Manually adjusted#
Methodological insights from the development of a multi-agent system with LLMs#
In an experiment lasting several days, a presentation preparation tool with a two-agent architecture was developed in order to gain more experience with agentic approaches and LLM systems.
Project framework#
The tool assists in structuring presentations based on uploaded documents. Unlike many other solutions, it does not create content, but structures existing information according to the user’s preferences, such as target audience and presentation time. The architecture consists of two specialised agents: a chat agent conducts the conversation with the user, while an artefact agent maintains the presentation structure as a Markdown document.
Overview of how it works#
A typical workflow looks like this: Users upload one or more documents (PDF, DOCX, text, Markdown or PPTX). The system automatically creates an initial artefact from these – a structured Markdown document that represents the presentation. This artefact contains slide titles as Markdown headings, key points as bullet points and speaker notes as block quotes.
In the subsequent chat, the user clarifies details such as ‘The presentation is for executives, 20 minutes long’ or ‘The focus should be on the results, not the methodology’. After each chat turn, the artefact agent analyses whether the chat contains information relevant to the structure and updates the artefact accordingly. If information is missing, it forwards questions to the chat agent. The final artefact can be exported as Markdown, PowerPoint or Word.
Development process#
The development process followed a proven methodology: first, a functional specification was drawn up, then a technical specification was developed – a total of approx. 2 hours over several iterations. The actual code implementation, with around 3000 lines, took only 30-60 minutes based on the detailed specification.
Important results#
Prompt following as a success factor: An important finding concerns the prompt following capabilities of LLMs for agentic systems. Initially, it was assumed that clear system prompts would suffice. In practice, however, it became apparent that ambiguities in agent execution required a structured communication protocol between the agents. The implementation of a ‘back channel’ – a JSON-based protocol through which the artefact agent can make queries to the chat agent – significantly improved the quality of the results. Free-text communication between agents proved to be too error-prone.

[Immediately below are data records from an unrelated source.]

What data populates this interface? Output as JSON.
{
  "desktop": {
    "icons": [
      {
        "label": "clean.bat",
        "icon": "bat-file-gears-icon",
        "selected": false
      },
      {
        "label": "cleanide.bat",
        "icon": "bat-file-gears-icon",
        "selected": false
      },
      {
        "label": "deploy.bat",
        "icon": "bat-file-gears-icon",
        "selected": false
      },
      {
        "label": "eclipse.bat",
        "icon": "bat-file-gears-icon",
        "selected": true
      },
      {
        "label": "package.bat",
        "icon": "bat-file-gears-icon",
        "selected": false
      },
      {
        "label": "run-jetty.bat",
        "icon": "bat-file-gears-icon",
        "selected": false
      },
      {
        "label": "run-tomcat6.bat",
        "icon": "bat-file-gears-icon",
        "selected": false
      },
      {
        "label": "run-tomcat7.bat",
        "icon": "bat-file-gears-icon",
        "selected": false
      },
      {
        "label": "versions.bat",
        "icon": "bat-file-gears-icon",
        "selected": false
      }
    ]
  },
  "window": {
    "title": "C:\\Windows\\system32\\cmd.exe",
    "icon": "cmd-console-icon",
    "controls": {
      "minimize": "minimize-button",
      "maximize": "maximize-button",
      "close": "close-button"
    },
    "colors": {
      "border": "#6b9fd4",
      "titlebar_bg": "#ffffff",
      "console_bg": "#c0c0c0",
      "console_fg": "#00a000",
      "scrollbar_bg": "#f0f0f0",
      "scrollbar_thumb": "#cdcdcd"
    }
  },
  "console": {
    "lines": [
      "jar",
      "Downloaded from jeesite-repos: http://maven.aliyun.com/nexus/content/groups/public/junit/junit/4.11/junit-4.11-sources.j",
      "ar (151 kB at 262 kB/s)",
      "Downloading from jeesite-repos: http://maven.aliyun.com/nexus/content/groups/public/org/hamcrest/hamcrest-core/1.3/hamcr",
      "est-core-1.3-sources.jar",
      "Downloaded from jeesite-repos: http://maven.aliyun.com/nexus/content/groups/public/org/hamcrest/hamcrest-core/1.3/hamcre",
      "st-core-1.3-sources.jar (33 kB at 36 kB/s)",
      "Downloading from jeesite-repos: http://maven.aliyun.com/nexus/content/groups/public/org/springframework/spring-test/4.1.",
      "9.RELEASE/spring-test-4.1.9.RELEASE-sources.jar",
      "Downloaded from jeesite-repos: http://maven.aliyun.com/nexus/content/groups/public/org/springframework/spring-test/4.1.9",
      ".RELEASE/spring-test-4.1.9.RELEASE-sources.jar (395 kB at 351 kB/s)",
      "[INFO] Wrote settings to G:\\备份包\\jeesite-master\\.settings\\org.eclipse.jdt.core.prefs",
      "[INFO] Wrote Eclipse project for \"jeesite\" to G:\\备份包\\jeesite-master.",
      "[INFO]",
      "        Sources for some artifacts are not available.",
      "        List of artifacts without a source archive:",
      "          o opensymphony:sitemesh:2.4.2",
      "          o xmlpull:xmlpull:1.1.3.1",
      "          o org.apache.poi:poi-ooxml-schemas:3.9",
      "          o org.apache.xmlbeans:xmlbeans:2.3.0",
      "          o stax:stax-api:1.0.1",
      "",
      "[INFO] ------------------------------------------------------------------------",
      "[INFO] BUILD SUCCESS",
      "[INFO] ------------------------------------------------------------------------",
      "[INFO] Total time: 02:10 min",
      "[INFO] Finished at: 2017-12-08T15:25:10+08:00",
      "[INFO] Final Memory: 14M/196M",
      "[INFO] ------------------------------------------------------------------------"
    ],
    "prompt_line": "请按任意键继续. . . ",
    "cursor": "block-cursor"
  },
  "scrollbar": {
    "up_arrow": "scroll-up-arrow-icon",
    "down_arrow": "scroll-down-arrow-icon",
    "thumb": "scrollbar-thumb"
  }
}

Importance of detailed specifications: The separation between functional and technical specifications was crucial. In the functional phase, 4-5 iterations were needed to clarify architectural decisions – for example, the exact interaction between the chat and artefact agents. Discussions about technical feasibility and complexity estimates were particularly important in order to identify lean solutions. The technical specification then defined exact data structures, interfaces and error handling strategies. This clarity enabled rapid code generation without further iterations.
LLM-maintainable code base: Code files under 1000 lines are significantly better suited for LLM-supported maintenance. This requires consistent modularisation, but pays off in terms of development speed. The largest component, the artefact agent with around 900 lines, remained easily manageable. The module structure (core/, agents/, export/) developed iteratively with the LLM was specifically designed with this maintainability in mind.

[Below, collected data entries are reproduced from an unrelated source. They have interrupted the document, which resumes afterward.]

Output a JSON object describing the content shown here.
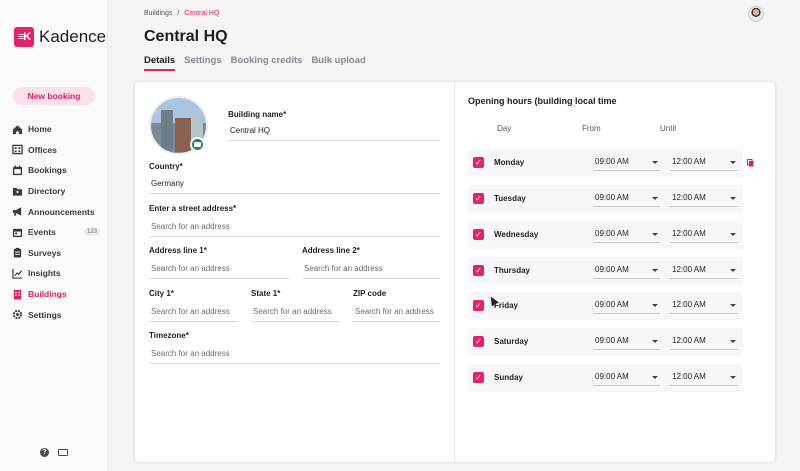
{
  "app": {
    "name": "Kadence",
    "logo_mark": "≡K"
  },
  "sidebar": {
    "new_booking": "New booking",
    "items": [
      {
        "label": "Home",
        "icon": "home-icon"
      },
      {
        "label": "Offices",
        "icon": "offices-icon"
      },
      {
        "label": "Bookings",
        "icon": "bookings-icon"
      },
      {
        "label": "Directory",
        "icon": "directory-icon"
      },
      {
        "label": "Announcements",
        "icon": "megaphone-icon"
      },
      {
        "label": "Events",
        "icon": "calendar-icon",
        "badge": "123"
      },
      {
        "label": "Surveys",
        "icon": "clipboard-icon"
      },
      {
        "label": "Insights",
        "icon": "chart-icon"
      },
      {
        "label": "Buildings",
        "icon": "building-icon",
        "active": true
      },
      {
        "label": "Settings",
        "icon": "gear-icon"
      }
    ],
    "help_glyph": "?"
  },
  "breadcrumb": {
    "parent": "Buildings",
    "sep": "/",
    "current": "Central HQ"
  },
  "page": {
    "title": "Central HQ"
  },
  "tabs": [
    "Details",
    "Settings",
    "Booking credits",
    "Bulk upload"
  ],
  "form": {
    "building_name": {
      "label": "Building name*",
      "value": "Central HQ"
    },
    "country": {
      "label": "Country*",
      "value": "Germany"
    },
    "street": {
      "label": "Enter a street address*",
      "placeholder": "Search for an address"
    },
    "address1": {
      "label": "Address line 1*",
      "placeholder": "Search for an address"
    },
    "address2": {
      "label": "Address line 2*",
      "placeholder": "Search for an address"
    },
    "city": {
      "label": "City 1*",
      "placeholder": "Search for an address"
    },
    "state": {
      "label": "State 1*",
      "placeholder": "Search for an address"
    },
    "zip": {
      "label": "ZIP code",
      "placeholder": "Search for an address"
    },
    "timezone": {
      "label": "Timezone*",
      "placeholder": "Search for an address"
    }
  },
  "hours": {
    "title": "Opening hours (building local time",
    "col_day": "Day",
    "col_from": "From",
    "col_until": "Until",
    "days": [
      {
        "day": "Monday",
        "from": "09:00 AM",
        "until": "12:00 AM"
      },
      {
        "day": "Tuesday",
        "from": "09:00 AM",
        "until": "12:00 AM"
      },
      {
        "day": "Wednesday",
        "from": "09:00 AM",
        "until": "12:00 AM"
      },
      {
        "day": "Thursday",
        "from": "09:00 AM",
        "until": "12:00 AM"
      },
      {
        "day": "Friday",
        "from": "09:00 AM",
        "until": "12:00 AM"
      },
      {
        "day": "Saturday",
        "from": "09:00 AM",
        "until": "12:00 AM"
      },
      {
        "day": "Sunday",
        "from": "09:00 AM",
        "until": "12:00 AM"
      }
    ],
    "check_glyph": "✓"
  },
  "colors": {
    "accent": "#e0246c",
    "accent_light": "#fbe1ec",
    "success": "#1e8a47"
  }
}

Model selection based on prompt following: Mistral Small 2506 was used for the productive agents. The choice of smaller models should be based primarily on their prompt-following capabilities, not exclusively on general benchmarks. Mistral Small proved to be sufficient, although larger models would probably have worked more accurately. However, the high inference speed (response times of a few seconds) ensured a good user experience.
Practical validation#
The tool was tested by various stakeholders with real documents (scope: a few to 60 pages). The quality of time planning and target group adaptation was particularly surprising. This demonstrates an ‘inspirational value’ – the tool provides structured suggestions that serve as a starting point for further development. The structuring of presentation sequences based on uploaded documents also worked robustly.
Transferable principles#
The following principles can be derived for future multi-agent projects with LLMs:
Investing in detailed specifications is worthwhile. The two hours spent on functional and technical specs enabled a 30-60 minute implementation.
Structured protocols for agent communication are helpful. JSON-based interfaces are more robust than free text.
Two-way communication: The return channel helps when agents need to work in a coordinated manner. Unidirectional data flows were insufficient.
Modularisable with a view to LLM maintainability. The <1000-line guideline per file has proven its worth.
Selection of models based on prompt-following capabilities for agentic applications.
The structured approach – functional specification, technical specification, then implementation – has established itself as a reproducible workflow and will be retained in further projects.
This article is part of a series on the methodical documentation of LLM-supported development projects.